Quand «M. Air cocaïne» Aymeric Chauprade encense le royaume du kif
Par Tarek B. – On le pensait définitivement voué aux gémonies depuis que son nom a été mêlé à l’affaire criminelle d’«Air cocaïne». L’ancien frontiste Aymeric Chauprade refait parler de lui depuis qu’il a repris du service rétribué en tant que lobbyiste patenté du Makhzen. Son parcours politique jonché de traîtrises et de «fidélités» contingentes ne le prédisposait pas à faire valoir outre-mesure son poste d’eurodéputé en fin de mandat – ou de carrière ! – pour défendre les thèses de ses nouveaux maîtres qui avaient, par le passé, eu recours à ses services pour chanter la ritournelle du «Sahara marocain» en tant que pétitionnaire de la quatrième commission de l’Organisation des Nations unies.
C’est plutôt avec la casquette de «géopoliticien» que l’ex-frontiste désavoué par son parti et sous le coup d’un mandat d’arrêt international, met en service sa plume fielleuse, en prévision d’un événement que ses parrains organisent à Paris sous le titre fallacieux : «Pour une résolution définitive de la question du Sahara».
Il a, dans ce cadre, commis une pseudo-analyse sur le Sahara Occidental, dont le titre pompeux «Sahara, vieilles lunes idéologiques contre réalité historique et géopolitique», n’a d’égal que le lacis filandreux de contre-vérités auxquels il se livre toute honte bue. L’ex-frontiste aurait été bien mieux inspiré de prendre exemple de son maitre à penser Charles Maurras qui disait : «Il est des vérités que tout établit, que rien ne dément». Mais la traîtrise n’a définitivement pas de scrupule à commettre une infidélité, une de plus. Décryptage.
L’idéologisation d’une question de droit à l’autodétermination
Rien dans l’«analyse» prosaïque faite par Aymeric Chauprade ne correspond à un raisonnement géopolitique digne de ce nom, encore moins lorsqu’il déballe une série de mots-valises (Grand Maroc, question existentielle, droits historiques, souveraineté légitime, etc.) ayant en commun de puiser dans le creuset idéologique expansionniste et belliciste du Maroc. Pourtant, il n’aurait pas fallu à cet analyste affidé de chercher bien loin que dans l’«école géopolitique française», notamment chez Yves Lacoste, qui affirmait dans «l’originalité géopolitique du Maghreb» que «les frontières dans cette région sont d’une ancienneté tout à fait exceptionnelle».
Mais en s’arcboutant aveuglement sur un argumentaire vermoulu, l’«expert» frontiste commet rapidement un impair lorsqu’il déterre la vieille rengaine marocaine d’«un conflit d’un autre temps qui est d’abord l’héritage de la Guerre froide» où «les considérations idéologiques l’emportaient sur le fond du dossier» et où le Maroc est présenté comme une «victime de son appartenance au camp occidental».

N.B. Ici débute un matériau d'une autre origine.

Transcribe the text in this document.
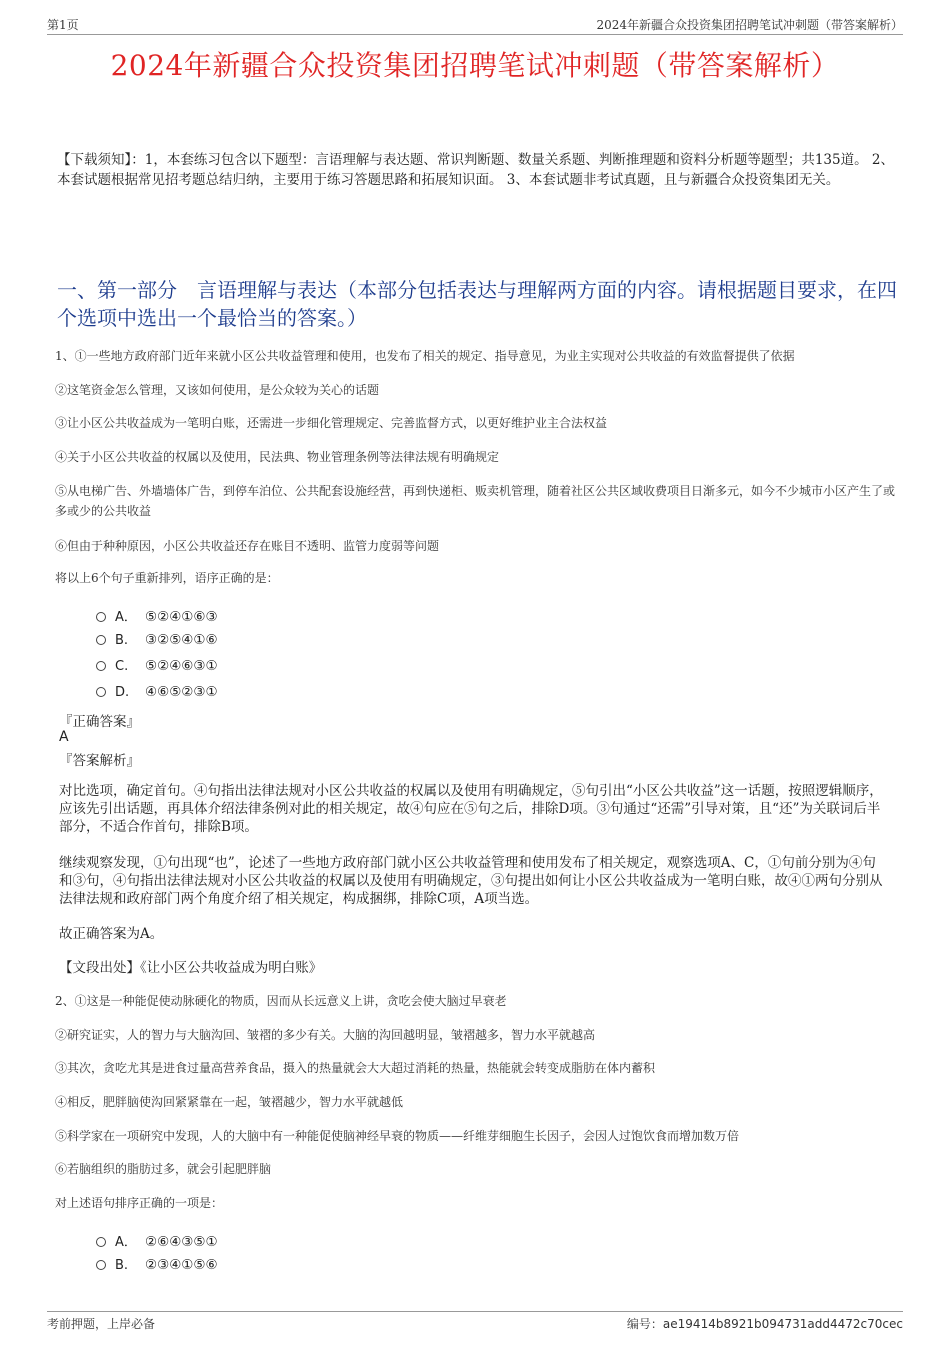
第1页	2024年新疆合众投资集团招聘笔试冲刺题（带答案解析）
2024年新疆合众投资集团招聘笔试冲刺题（带答案解析）
【下载须知】：1，本套练习包含以下题型：言语理解与表达题、常识判断题、数量关系题、判断推理题和资料分析题等题型；共135道。 2、本套试题根据常见招考题总结归纳，主要用于练习答题思路和拓展知识面。 3、本套试题非考试真题，且与新疆合众投资集团无关。
一、第一部分　言语理解与表达（本部分包括表达与理解两方面的内容。请根据题目要求，在四个选项中选出一个最恰当的答案。）
1、①一些地方政府部门近年来就小区公共收益管理和使用，也发布了相关的规定、指导意见，为业主实现对公共收益的有效监督提供了依据
②这笔资金怎么管理，又该如何使用，是公众较为关心的话题
③让小区公共收益成为一笔明白账，还需进一步细化管理规定、完善监督方式，以更好维护业主合法权益
④关于小区公共收益的权属以及使用，民法典、物业管理条例等法律法规有明确规定
⑤从电梯广告、外墙墙体广告，到停车泊位、公共配套设施经营，再到快递柜、贩卖机管理，随着社区公共区域收费项目日渐多元，如今不少城市小区产生了或多或少的公共收益
⑥但由于种种原因，小区公共收益还存在账目不透明、监管力度弱等问题
将以上6个句子重新排列，语序正确的是：
A． ⑤②④①⑥③
B. ③②⑤④①⑥
C. ⑤②④⑥③①
D. ④⑥⑤②③①
『正确答案』
A
『答案解析』
对比选项，确定首句。④句指出法律法规对小区公共收益的权属以及使用有明确规定，⑤句引出“小区公共收益”这一话题，按照逻辑顺序，应该先引出话题，再具体介绍法律条例对此的相关规定，故④句应在⑤句之后，排除D项。③句通过“还需”引导对策，且“还”为关联词后半部分，不适合作首句，排除B项。
继续观察发现，①句出现“也”，论述了一些地方政府部门就小区公共收益管理和使用发布了相关规定，观察选项A、C，①句前分别为④句和③句，④句指出法律法规对小区公共收益的权属以及使用有明确规定，③句提出如何让小区公共收益成为一笔明白账，故④①两句分别从法律法规和政府部门两个角度介绍了相关规定，构成捆绑，排除C项，A项当选。
故正确答案为A。
【文段出处】《让小区公共收益成为明白账》
2、①这是一种能促使动脉硬化的物质，因而从长远意义上讲，贪吃会使大脑过早衰老
②研究证实，人的智力与大脑沟回、皱褶的多少有关。大脑的沟回越明显，皱褶越多，智力水平就越高
③其次，贪吃尤其是进食过量高营养食品，摄入的热量就会大大超过消耗的热量，热能就会转变成脂肪在体内蓄积
④相反，肥胖脑使沟回紧紧靠在一起，皱褶越少，智力水平就越低
⑤科学家在一项研究中发现，人的大脑中有一种能促使脑神经早衰的物质——纤维芽细胞生长因子，会因人过饱饮食而增加数万倍
⑥若脑组织的脂肪过多，就会引起肥胖脑
对上述语句排序正确的一项是：
A． ②⑥④③⑤①
B. ②③④①⑤⑥
考前押题，上岸必备	编号：ae19414b8921b094731add4472c70cec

L’«auteur» semble oublier que la question du Sahara Occidental est inscrite depuis 1963 sur la liste des territoires non autonomes du comité de décolonisation de l’Assemblée générale des Nations unies, qui, dans une résolution (37.37) de 1979, affirmait bien, dans son article 5, que le Sahara Occidental est un «territoire occupé». Il omet aussi d’indiquer que c’est dans ce même «camp occidental» que se recrutent des hommes politiques et diplomates chevronnés qui, malgré une fine maîtrise du dossier, n’ont pu faire avancer sa résolution définitive en raison de l’intransigeance marocaine qui a fait du blocage du processus onusien un cas d’école en matière de perpétuation méthodique et planifiée du statu quo, aidée dans cette vile entreprise par un allié du même «camp occidental», qui perçoit ce royaume comme une «maîtresse» à défendre vaille que vaille.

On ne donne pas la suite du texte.